Randomized charging over the time interval from off peak start (8pm?) to on peak start (6am) will efficiently spread the load just as electric base board heaters do. Simply need an algorithm for the charger to divide the overnight interval into charge segments needed( seldom will full charge be required for daily commuters) and randomize the intervals or even coordinate via internet with utility software. It will be a very good leveler for capacity and make the whole system much more cost efficient and more economic since your annual peak of peaks (for which capacity must be designed) is far, far higher than average usage.

MarkW
Reply to  Shawn Marshall
October 30, 2020 10:24 am

Since it takes all night to trickly charge a car’s battery, there is no availability time shift some of the demand.
If you make all chargers the high current type, all you have done is have say 1/8th the number of people charging at any given time, the problem is that each of them is pulling 8 times as much power.
Your solution doesn’t help in the slightest, just makes the system more complex and expensive.

SteveM
October 30, 2020 5:59 am

What if I’m pulling my 2000 pound fishing boat? What is my range then?

MarkW
Reply to  SteveM
October 30, 2020 10:26 am

Worse, what about on the way home, when you are pulling your 2000 pound fishing boat and one or two 1 pound bass?

Bryan A
Reply to  MarkW
October 30, 2020 8:42 pm

You’ll likely be OK so long as your lake is in your backyard towing the boat shouldn’t present a problem.

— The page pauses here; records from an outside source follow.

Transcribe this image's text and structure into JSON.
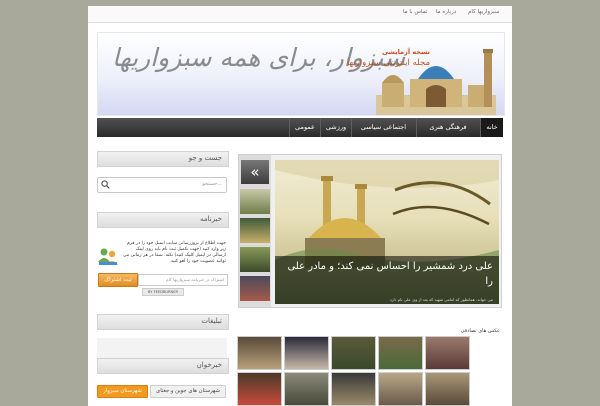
{
  "topnav": {
    "items": [
      "سبزواریها کام",
      "درباره ما",
      "تماس با ما"
    ]
  },
  "header": {
    "slogan": "سبزوار، برای همه سبزواریها",
    "mag_small": "نسخه آزمایشی",
    "mag_title": "مجله اینترنتی سبزواریها"
  },
  "mainnav": {
    "items": [
      "خانه",
      "فرهنگی هنری",
      "اجتماعی سیاسی",
      "ورزشی",
      "عمومی"
    ]
  },
  "sidebar": {
    "search_title": "جست و جو",
    "search_placeholder": "جستجو...",
    "newsletter_title": "خبرنامه",
    "newsletter_text": "جهت اطلاع از بروزرسانی سایت ایمیل خود را در فرم زیر وارد کنید (جهت تکمیل ثبت نام باید روی لینک ارسالی در ایمیل کلیک کنید) نکته: شما در هر زمانی می توانید عضویت خود را لغو کنید.",
    "email_placeholder": "اشتراک در خبرنامه سبزواریها کام",
    "subscribe_button": "ثبت اشتراک",
    "feedburner": "BY FEEDBURNER",
    "ads_title": "تبلیغات",
    "news_title": "خبرخوان",
    "tags": [
      "شهرستان های جوین و جغتای",
      "شهرستان سبزوار"
    ]
  },
  "slider": {
    "arrow": "«",
    "caption": "علی درد شمشیر را احساس نمی کند؛ و مادر علی را",
    "caption_sub": "می خواند، همانطور که امامی شهید که بعد از وی علی نام دارد"
  },
  "gallery": {
    "title": "عکس های تصادفی"
  },
  "colors": {
    "page_bg": "#a8a99a",
    "nav_bg": "#2a2a2a",
    "accent_orange": "#f29a1f",
    "header_red": "#d2461e"
  }
}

Of course you might have to stop and recharge on the way back to your garage

KT66
Reply to  SteveM
October 30, 2020 1:17 pm

Yup and how about a 6,000lb horse trailer with six 1150lb horses in it. Up and down mountains while running either the heater or the AC, with nothing but a currant bush to plug into when you reach your destination several hours later.

Bryan A
Reply to  SteveM
October 30, 2020 8:20 pm

You’d do better to pull a 2000lb EV with your 2000lb fishing boat.